Leopoldo López, outra figura-chave da oposição Venezuela, também está nas ruas ao lado de Guaidó. López cumpria prisão domiciliar e disse ter sido solto após os soldados que vigiavam sua casa deixarem de reconhecer a liderança do chavista.
Veja imagens ao vivo da Venezuela, transmitidas por um canal opositor a Maduro:
Em entrevista à Rádio Eldorado, o deputado opositor venezuelano Richard Blanco, que acompanha o líder opositor Juan Guaidó em Caracas, sugeriu que militares cubanos, russos, o movimento xiita libanês Hezbollah e a guerrilha colombiana Exército de Libertação Nacional (ELN) estão em Caracas e apoiam Nicolás Maduro.
Blanco afirma que muitos militares venezuelanos apoiam a convocação de Guaidó, que mobiliza a população a tomar as ruas do país em 1º de Maio, mas ele não sabe precisar, no entanto, quantos mudaram de lado e desertaram.
O líder opositor Juan Guaidó anunciou em um pronunciamento diante da Base Aérea de La Carlota, uma das mais importantes da Venezuela, que obteve o apoio dos militares para "pôr um fim à usurpação", em referência a derrubada do presidente Nicolás Maduro.
Ele estava acompanhado de seu padrinho político, Leopoldo López, que fugiu da prisão domiciliar com auxílio de agentes do Sebin, o serviço secreto venezuelano.
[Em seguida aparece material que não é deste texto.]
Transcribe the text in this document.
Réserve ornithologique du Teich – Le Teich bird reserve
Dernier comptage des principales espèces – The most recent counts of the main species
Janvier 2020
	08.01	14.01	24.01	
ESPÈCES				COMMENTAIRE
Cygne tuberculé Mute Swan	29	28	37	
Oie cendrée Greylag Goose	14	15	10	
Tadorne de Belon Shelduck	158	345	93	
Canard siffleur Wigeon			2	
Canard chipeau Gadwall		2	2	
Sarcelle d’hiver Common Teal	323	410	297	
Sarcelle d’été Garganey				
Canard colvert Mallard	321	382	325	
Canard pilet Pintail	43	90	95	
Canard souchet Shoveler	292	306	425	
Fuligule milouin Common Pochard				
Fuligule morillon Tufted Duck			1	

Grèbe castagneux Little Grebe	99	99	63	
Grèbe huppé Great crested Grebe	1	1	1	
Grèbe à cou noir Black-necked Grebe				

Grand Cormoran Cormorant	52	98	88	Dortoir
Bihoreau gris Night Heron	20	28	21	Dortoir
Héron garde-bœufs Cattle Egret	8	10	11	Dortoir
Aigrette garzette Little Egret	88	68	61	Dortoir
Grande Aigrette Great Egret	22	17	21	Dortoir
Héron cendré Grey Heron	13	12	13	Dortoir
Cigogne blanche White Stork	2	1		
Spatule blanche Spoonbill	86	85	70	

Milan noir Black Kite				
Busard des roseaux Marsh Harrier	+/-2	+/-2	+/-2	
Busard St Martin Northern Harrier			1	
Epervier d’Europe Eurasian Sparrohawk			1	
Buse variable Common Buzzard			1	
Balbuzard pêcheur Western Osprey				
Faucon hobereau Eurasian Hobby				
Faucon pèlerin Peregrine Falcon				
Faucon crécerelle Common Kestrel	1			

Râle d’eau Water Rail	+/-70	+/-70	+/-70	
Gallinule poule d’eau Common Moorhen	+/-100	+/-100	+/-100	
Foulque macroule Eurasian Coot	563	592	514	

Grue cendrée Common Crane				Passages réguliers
López e Guaidó convocaram manifestações de rua para respaldar sua movimentação contra o governo. Pelo menos 3 mil pessoas se dirigiram aos arredores da base e foram reprimidos por soldados leais a Maduro. Houve confronto e blindados chavistas arremeteram contra a multidão.
O ministro da Defesa Vladimir Padrino disse que a tentativa de golpe foi debelada em todos os regimentos militares. O homem forte do chavismo, Diosdado Cabello, convocou militantes chavistas e milícias civis armadas a defender o Palácio de Miraflores. Algumas centenas de pessoas apareceram.
Há relatos de que o principal general que teria se aliado a Guaidó seria José Ornellas Ferreira, chefe de gabinete das Forças Armadas, além de alguns agentes do Sebin. Se isso for confirmado, representaria um ganho importante para Guaidó, que até agora reuniu apoio de soldados de baixa patente e alguns oficiais da reserva e adidos militares.
Os Estados Unidos e países sul-americanos, entre eles o Brasil, apoiaram a iniciativa de Guaidó. México e Bolívia criticaram a medida.
Há registros de protestos nas cidades de Maracaibo e San Cristóbal, no oeste da Venezuela, além de Caracas segundo a agência France Presse. Em virtude da falta de luz crônica em parte do país, é difícil obter relatos sobre cidades mais afastadas do interior.